Hi Friends,
I am writing this blog on my way back from Great Indian Developer Summit where I presented 2 sessions and received great feedback on my session. I had started the SQL Server Index Internals series sometime back and posted two blogs. You can find them here:
This is the third one in the series and today I will talk about Index Union operations.
Lets create two non-clustered indexes on SalesOrderHeader table in AdventureWorks database:
USE AdventureWorks GO CREATEINDEX idx_nc_OrderDate on sales.SalesOrderHeader(OrderDate) CREATEINDEX idx_nc_ShipDate on sales.SalesOrderHeader(ShipDate)

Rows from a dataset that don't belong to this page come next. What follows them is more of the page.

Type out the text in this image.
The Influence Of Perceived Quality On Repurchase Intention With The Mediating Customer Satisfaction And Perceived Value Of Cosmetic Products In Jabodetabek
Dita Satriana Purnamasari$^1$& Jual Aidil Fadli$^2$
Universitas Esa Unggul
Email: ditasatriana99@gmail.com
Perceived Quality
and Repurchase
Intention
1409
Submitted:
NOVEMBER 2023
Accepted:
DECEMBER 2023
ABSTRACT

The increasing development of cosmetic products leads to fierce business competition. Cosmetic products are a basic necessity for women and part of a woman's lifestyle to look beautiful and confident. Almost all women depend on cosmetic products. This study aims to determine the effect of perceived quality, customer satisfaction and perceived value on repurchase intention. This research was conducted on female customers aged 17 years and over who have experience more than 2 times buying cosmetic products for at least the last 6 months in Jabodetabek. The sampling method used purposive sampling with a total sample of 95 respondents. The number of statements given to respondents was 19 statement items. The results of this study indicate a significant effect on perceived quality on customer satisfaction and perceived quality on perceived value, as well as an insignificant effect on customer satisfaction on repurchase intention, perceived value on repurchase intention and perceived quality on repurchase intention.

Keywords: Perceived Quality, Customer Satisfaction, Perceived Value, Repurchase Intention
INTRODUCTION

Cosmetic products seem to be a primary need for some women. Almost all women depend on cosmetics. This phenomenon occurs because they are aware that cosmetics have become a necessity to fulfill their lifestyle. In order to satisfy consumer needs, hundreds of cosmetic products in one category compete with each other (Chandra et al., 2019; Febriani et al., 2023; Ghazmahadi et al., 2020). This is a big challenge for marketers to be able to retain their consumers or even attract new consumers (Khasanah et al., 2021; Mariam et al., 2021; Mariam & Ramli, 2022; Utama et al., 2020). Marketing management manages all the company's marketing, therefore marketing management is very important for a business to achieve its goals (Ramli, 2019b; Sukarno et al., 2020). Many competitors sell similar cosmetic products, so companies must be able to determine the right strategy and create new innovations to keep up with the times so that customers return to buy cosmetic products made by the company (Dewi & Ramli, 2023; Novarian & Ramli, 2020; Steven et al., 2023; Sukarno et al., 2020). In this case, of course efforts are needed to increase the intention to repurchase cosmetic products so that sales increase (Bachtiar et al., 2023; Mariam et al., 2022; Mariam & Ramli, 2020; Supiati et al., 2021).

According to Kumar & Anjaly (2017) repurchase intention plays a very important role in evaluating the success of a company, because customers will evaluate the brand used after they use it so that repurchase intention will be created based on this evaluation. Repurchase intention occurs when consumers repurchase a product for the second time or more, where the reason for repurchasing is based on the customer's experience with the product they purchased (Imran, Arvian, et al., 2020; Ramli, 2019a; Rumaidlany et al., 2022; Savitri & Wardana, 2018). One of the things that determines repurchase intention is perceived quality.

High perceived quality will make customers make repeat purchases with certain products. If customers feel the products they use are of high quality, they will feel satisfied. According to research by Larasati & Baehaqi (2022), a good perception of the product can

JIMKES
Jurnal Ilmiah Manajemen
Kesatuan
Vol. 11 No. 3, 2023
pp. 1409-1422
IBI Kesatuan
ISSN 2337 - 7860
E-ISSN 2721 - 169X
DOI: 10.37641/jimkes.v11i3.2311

And execute the following query (turn on actual execution plan):
SELECT SalesOrderId FROM sales.SalesOrderHeader WHERE OrderDate BETWEEN'2002-01-01'AND'2002-01-07' OR ShipDate BETWEEN'2002-01-01'AND'2002-01-07'
After observing the above query, you will notice why I created two non-clustered indexes on OrderDate&ShipDate respectively. Now let us see the execution plan for the above query and analyze what the optimizer has done:
The optimizer has basically used both the indexes since we were using those columns in our query predicates. And it joins the data (concatenation operator). This kind of operation is called as Index union.
So here is a question for you; what is the purpose of Distinct Sort operator? Post your answers as comments 🙂 – And yes, I will respond to each comment (I know I have been late in responding and still some responses are pending. I will clear my back log quickly 🙂
My guess is that because you concatenate 2 results that come from 2 differents indexes involve a high potential of duplicate results of SalesOrderId that comes from these 2 indexes. SQL needs to remove those duplicates to conform to expected results of the query (Only 1 table is used in the query that sould not produce duplicates if SalesOrderId is unique). The most effective way to eliminate duplicates is sorting them and removing multiple consecutive identical results.
My Question is the following:
– What happens if SalesOrderId is not Unique in the table? How SQL Server can identify duplicates that comes from the scan of 2 indexes from the real duplicates in the table (that must be returned).
– The execution plan will probably looks different, if you could provide an example and explain the new one it could be great
Thanks for this explanation, learning a little thing each day make better DBA.
Hi Amit
How can i tune or create index on below query if employee table is huge.
select * from employee where last_name like ‘%A’
It says DISTINCT sort. After merging data selected from 2 unrelated indexes some of which can refer to the same records, it needs to pick distinct records only.